One was a colorful former sheriff from a rural area, who asked Emily to meet him in the parking lot at Shoney's, then located in Albemarle Square. As she got out of her car to go into the restaurant, she heard a voice shouting her name, and the driver in a nearby parked Cadillac motioned her over. She immediately realized that the appointment would be conducted in his automobile. She got in the passenger seat, where he interviewed her for an hour. She got his endorsement and wholehearted support. Emily was adaptable.
In Richmond, the venue was not Cadillacs but busy legislative offices during the session of the General Assembly. I recall asking a Senate Democratic leader if he would meet with her. "Can she win?" he asked unsmiling. "I think so," I replied, "and I know you'll like her and be impressed." He was.
But before that meeting I protectively told Emily, "I'm nervous about introducing you because I'm afraid he'll try to take over, get the special interest money guys involved and make you promise things you shouldn't." I thought I was the pro and Emily the novice. The truth is, her political instincts were far superior to mine. And besides, Emily was incorruptible and naturally agile. She couldn't be conned into positions she didn't want to take.
Going door to door with Emily was also an interesting experience. During her last election, we spent an hour or so in my neighborhood.
"Oh, you look just like your sister," said one neighbor, a retired nursery school aide. "I watch her every day on the Today Show."
Emily smiled that great Couric smile. Some political friends said they thought Emily must feel envious of her famous sister. But as Katie said at the funeral last year, "The truth is I've always been and forever will be so proud to say, 'I'm Emily Couric's sister.'"
Emily entered the Senate in 1996 with two other women Mary Margaret Whipple and Patsy Ticer and the three of them immediately had an impact on the committee overseeing environmental matters. Their thoughtful and articulate questions transformed it from a hostile climate for conservation to a committee open to passing important legislation.
The first year Emily was in the Senate, I worked with her on a bill that gave citizens notice of water pollution permits that would affect them. Even though she was new to writing laws, Emily took the language the legislative staff had drafted and crafted it further. Later, when she developed legislation to protect citizens' wells from leaking storage tanks, a legislative staff member described her as "dogged, tenacious, and persistent."

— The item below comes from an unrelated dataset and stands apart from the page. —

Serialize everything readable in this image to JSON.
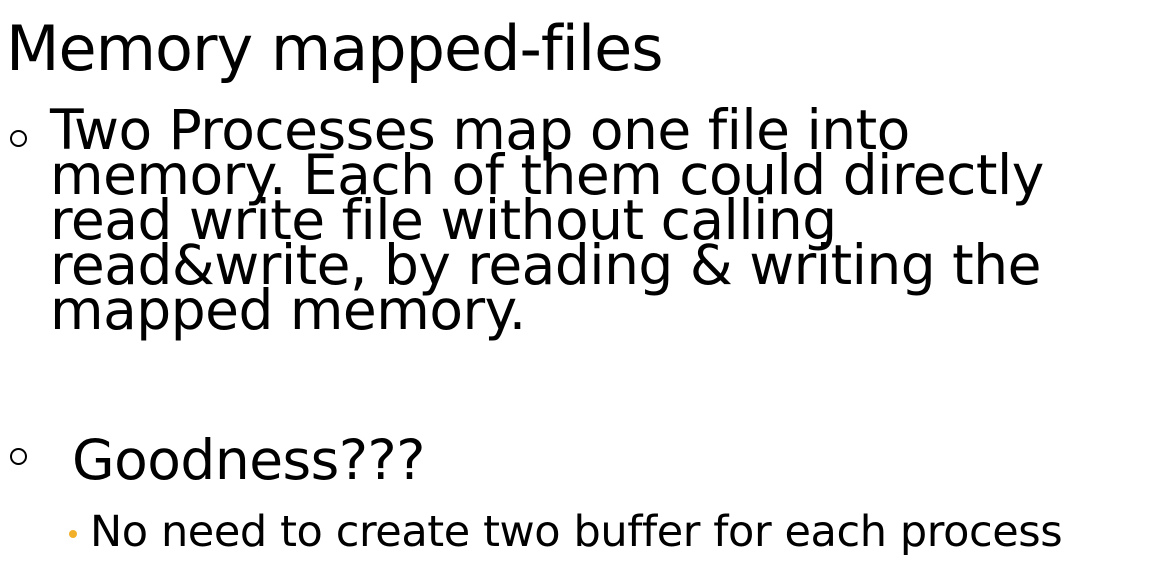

When she was ill, he reflected on their work together. "There were times," he wrote, "I feared picking up the phone knowing it might be you asking how the bill was coming along or whether all the agencies were in line and supporting the legislation. I woke up deep into the night in a cold sweat thinking I might have left something out which I knew you would catch and ask me why it wasn't in there."
It was true: where many legislators attempted merely to manage the flow of bills, especially their own, Emily was thorough and thoughtful. While others hurried through their visits with constituents and lobbyists, Emily seemed relaxed even when she was ill.
As an environmental colleague said, she was probing and thorough, but she was charming, in the very best sense of that word. She listened to you and she made you feel that what you had to say was important. And even when she disagreed with you, she disagreed in a respectful and gracious way.
A few of Emily's closest colleagues and friends have joked that she was perpetually late. Yet despite the many appointments I had with her, I don't remember her tardiness. Maybe that's because in both substance and charm, she was worth the wait.